He will show him in the spring in 3-4 shows and then he will be auctioned for market.

His name is Lambert.  Our son decided that the lamb reminded him of a cyclist from the Tour de France and named him after Alberto Contador so his official name is Lamberto Contador.  I'm glad he is calling him Lambert for short.


----------



## Julie_A (Aug 21, 2011)

Beautiful!!!


----------



## jenn (Aug 21, 2011)

Great name  May I ask where you are at? For our local county fairs our lambs are only 6 months of age when they are shown and then sold at auction. I am just curious of how other states and such do their lamb projects for fair. I am on our sheep committee and 4-H council and am always looking to see how we could improve our methods.


----------



## redfarmhouse (Aug 24, 2011)

We are in Canadian County, Oklahoma.  It's a huge 4-H county here.


----------



## Ms. Research (Aug 24, 2011)

Wishing your Son and Lambert lots of success in 4-H.  I think it's wonderful when children get involved with animals.   Thanks for sharing how your Son named his lamb.


----------



## jenn (Aug 25, 2011)

At what age are your lambs when you typically show them? Here in MI they are usually 6 months old. At our fair the kids show them for showmanship then they show them for their market class. Then 2 nights later they have the market auction right there for the kids and they get to auction them. Fair week is so much fun! 

I wish him lots of luck!! They are fun animals to work with! We have also found that a whether is much easier to work with then an ewe. Ewe's have too many hormone's running at about 6 months when it's time for show.


----------



## 20kidsonhill (Aug 25, 2011)

sAme for us, lambs are shown at around 6 months of age, there is a showmanship class, and then a weight class for the lamb, so if you have 2 lambs you would pick one for showmanship, but show the other two in their individual weight classes.

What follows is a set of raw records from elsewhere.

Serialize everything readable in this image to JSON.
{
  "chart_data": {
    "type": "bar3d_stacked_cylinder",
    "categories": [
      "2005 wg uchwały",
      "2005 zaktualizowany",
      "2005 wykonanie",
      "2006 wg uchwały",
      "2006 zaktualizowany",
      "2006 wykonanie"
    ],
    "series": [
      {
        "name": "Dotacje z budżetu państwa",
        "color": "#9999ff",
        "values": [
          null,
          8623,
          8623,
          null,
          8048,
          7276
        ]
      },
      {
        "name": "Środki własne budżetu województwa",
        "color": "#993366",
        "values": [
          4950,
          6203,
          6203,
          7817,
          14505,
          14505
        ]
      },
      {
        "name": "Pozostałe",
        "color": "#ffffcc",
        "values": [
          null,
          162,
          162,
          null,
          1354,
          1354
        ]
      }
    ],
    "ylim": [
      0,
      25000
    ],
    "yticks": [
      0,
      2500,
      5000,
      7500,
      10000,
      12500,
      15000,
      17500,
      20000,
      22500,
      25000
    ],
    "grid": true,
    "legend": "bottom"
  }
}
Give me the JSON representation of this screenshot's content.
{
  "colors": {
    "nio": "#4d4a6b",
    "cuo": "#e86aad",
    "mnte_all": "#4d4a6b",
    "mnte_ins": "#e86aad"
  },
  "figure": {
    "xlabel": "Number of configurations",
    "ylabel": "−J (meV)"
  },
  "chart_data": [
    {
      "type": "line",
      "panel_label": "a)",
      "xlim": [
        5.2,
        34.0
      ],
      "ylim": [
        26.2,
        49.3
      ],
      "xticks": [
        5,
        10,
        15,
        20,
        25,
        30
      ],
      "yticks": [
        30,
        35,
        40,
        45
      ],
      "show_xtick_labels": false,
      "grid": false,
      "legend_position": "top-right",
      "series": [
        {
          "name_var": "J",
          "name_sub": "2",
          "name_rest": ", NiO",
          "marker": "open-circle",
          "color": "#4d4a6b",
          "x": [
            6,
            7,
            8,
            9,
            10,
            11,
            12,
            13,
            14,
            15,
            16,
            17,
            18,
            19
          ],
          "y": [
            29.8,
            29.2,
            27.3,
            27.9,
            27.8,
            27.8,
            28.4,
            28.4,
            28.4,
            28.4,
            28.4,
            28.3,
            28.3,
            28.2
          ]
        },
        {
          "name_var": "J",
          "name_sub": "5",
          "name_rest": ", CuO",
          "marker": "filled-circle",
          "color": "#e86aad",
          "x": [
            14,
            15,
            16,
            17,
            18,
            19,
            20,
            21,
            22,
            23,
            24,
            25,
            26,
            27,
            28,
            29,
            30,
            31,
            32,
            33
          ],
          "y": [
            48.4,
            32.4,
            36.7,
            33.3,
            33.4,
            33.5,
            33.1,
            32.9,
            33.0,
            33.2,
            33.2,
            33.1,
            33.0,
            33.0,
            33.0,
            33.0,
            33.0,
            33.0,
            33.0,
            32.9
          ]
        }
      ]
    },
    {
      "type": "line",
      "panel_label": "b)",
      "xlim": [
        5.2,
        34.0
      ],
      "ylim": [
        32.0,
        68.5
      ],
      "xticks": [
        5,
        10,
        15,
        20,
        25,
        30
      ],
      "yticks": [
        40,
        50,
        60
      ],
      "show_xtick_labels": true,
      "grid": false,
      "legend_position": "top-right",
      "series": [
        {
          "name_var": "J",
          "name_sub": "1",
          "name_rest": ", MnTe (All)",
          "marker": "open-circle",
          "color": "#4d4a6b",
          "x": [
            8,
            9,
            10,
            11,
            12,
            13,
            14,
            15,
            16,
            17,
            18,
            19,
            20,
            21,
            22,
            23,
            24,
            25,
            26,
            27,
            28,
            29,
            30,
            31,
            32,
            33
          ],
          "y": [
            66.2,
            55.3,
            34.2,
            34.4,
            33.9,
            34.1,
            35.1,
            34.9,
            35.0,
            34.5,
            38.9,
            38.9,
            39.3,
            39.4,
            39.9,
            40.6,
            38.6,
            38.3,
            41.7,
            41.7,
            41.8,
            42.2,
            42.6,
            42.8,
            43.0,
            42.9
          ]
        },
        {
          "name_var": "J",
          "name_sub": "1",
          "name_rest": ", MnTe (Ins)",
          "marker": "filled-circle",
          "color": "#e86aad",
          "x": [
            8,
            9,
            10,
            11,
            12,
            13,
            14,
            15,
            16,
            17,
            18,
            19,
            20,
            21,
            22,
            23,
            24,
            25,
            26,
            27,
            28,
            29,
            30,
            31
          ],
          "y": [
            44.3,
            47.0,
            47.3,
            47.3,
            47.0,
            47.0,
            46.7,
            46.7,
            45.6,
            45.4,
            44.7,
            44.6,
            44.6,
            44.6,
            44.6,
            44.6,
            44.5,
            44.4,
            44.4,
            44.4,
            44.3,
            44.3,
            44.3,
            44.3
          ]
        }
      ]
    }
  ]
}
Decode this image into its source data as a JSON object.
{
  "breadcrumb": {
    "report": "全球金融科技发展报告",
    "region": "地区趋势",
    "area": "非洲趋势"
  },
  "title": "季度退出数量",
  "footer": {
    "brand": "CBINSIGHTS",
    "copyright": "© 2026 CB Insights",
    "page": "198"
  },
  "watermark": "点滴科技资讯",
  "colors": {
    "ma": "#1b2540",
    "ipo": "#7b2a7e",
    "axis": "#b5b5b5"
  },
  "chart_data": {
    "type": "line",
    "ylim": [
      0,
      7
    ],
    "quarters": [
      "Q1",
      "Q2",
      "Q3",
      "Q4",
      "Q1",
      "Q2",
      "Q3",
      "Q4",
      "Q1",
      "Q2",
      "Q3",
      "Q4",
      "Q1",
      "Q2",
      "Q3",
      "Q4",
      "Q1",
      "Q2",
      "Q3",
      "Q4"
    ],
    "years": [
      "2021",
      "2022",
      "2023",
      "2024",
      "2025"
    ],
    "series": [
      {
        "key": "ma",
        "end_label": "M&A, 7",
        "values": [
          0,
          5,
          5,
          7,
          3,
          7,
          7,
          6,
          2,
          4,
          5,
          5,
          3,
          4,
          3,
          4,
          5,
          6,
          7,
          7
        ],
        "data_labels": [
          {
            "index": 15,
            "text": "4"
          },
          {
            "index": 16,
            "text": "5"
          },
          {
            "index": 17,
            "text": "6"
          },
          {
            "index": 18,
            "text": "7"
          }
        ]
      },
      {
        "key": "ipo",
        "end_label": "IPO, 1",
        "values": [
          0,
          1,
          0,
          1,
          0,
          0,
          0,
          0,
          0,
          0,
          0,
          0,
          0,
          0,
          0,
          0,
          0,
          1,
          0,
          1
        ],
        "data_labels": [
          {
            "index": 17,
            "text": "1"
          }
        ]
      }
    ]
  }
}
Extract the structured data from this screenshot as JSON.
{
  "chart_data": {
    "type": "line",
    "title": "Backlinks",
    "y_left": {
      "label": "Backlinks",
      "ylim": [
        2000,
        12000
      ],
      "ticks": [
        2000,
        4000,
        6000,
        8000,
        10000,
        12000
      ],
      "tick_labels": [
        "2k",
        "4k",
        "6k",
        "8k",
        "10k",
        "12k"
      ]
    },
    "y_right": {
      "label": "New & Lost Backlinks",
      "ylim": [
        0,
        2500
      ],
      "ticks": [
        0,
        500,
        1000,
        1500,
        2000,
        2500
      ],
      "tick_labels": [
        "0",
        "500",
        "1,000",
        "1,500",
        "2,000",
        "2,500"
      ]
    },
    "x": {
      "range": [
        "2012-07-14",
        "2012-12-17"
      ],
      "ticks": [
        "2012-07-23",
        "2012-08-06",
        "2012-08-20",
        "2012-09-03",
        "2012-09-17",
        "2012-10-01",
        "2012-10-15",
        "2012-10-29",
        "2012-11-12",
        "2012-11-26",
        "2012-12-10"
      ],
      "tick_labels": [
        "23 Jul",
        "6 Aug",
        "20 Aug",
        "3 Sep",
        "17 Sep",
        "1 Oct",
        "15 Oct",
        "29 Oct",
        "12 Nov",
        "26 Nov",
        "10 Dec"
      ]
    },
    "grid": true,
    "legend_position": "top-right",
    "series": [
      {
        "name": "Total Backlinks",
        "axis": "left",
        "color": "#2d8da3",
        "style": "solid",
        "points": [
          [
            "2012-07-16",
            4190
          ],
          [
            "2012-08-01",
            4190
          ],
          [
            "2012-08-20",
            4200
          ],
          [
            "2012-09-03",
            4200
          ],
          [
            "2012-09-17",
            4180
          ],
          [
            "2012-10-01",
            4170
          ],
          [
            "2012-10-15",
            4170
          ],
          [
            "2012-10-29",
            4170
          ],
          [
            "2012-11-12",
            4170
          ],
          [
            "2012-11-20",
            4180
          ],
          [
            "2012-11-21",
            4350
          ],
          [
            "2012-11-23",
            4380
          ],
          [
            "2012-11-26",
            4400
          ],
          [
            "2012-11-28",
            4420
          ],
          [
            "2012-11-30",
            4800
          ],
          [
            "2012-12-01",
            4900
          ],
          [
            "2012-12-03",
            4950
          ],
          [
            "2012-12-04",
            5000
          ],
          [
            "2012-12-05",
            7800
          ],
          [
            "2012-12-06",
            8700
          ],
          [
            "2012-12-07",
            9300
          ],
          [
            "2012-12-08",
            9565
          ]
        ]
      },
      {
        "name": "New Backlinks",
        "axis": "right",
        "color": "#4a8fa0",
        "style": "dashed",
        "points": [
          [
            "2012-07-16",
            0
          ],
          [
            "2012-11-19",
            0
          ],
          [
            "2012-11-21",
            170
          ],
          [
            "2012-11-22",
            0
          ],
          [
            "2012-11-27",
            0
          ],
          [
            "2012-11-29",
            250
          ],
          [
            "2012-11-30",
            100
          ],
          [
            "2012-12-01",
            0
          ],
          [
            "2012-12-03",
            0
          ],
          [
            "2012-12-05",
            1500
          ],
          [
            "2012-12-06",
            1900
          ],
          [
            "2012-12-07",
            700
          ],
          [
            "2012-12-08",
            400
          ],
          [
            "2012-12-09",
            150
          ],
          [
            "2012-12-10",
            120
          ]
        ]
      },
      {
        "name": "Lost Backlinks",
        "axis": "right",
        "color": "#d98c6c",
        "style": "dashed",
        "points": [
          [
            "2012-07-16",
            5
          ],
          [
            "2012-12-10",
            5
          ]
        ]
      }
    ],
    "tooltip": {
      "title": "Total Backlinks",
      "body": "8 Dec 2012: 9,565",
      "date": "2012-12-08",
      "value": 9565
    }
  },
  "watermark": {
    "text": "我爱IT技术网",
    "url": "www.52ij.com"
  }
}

So you have a potential of 3 times to show.  Unless you don't get enough of a weight difference between the two lambs and they end-up in the same weight class and you have to have someone else show one of your lambs for you. 


It doesn't matter what the breed is, or if it is purebred or a cross they all show as meat by weight. showmanship classes are in order of experience. novice being the first year, intermediate being the next two years, then all the rest being seniors.


----------



## goodhors (Aug 25, 2011)

Our kids get a bonus 4th class, because they can do pens of 2, as well as the individuals and Showmanship.  Our local Fair 
has rules about sizes, with 90# being minimum and 175# being maximum size for the meat classes.  One year there was one bottle
fed lamb that was weighed in at 174# and he was ENORMOUS, looked like an adult ram.

You may want to go to the local Fair or 4-H Office and get the Rules of your Fair to read ahead.  They often have "local" rules that 
would never come to mind until something happens and a rule is made to prevent it happening again.  Probably why we have our
weight rules, someone tried to enter a newly weaned lamb or an old, LARGE sheep as a lamb.  So they had to write in the limits 
in both direction.

I ran into that myself, with two Prospect Beef/Club Calves this year.  We talked to a LOT of folks about it, selling both at Fair.  Then
the week entries were due, I read in the Fairbook that kids can ONLY SELL ONE CALF!!  WHAT!  No one said anything about being 
limited in selling, they can enter a Dairy calf and Beef breed calf to show.  But clearly written in the rules is that kid can only sell one
calf.  They can sell a calf and big steer, calf and lambs or calf and pig.  So we ended up taking both, but brought the smaller one 
home again.  I have her advertised, hope someone will buy her.

But "Rules are Rules" and you as the exhibitor have to know them or suffer the results of ignorance, like me.   I PLANNED to be done 
with cattle after Fair, but obviously that didn't happen.

Lambert is fairly good  size now, so if there is a weight rule, he could be too old or too big by next summer.  You will want to check 
with your 4-H folks and learn NOW  what is required for showing lambs regarding age, size and weight.  Learning now, will save you 
a bunch of grief later on if Lambert will not be meeting requirements of the Fair.


----------



## BrownSheep (Jan 8, 2012)

Around here we typically show Hampshire Suffolk crosses at about 8 months. Our fair only allows ONE  animal to be sold at fair. And I think you can take up to three animals per species per kid and one 'floater' between family members. That's just in 4-h...FFA can show as many as they dare I believe. Our weight limits are 120- 180 they can be bigger but buyers only pay up to 180. The most I've shown is 4 sheep at a time. And my heaviest lamb weighed 189 @ 8 months.   I kept her, Big Bertha. : )


----------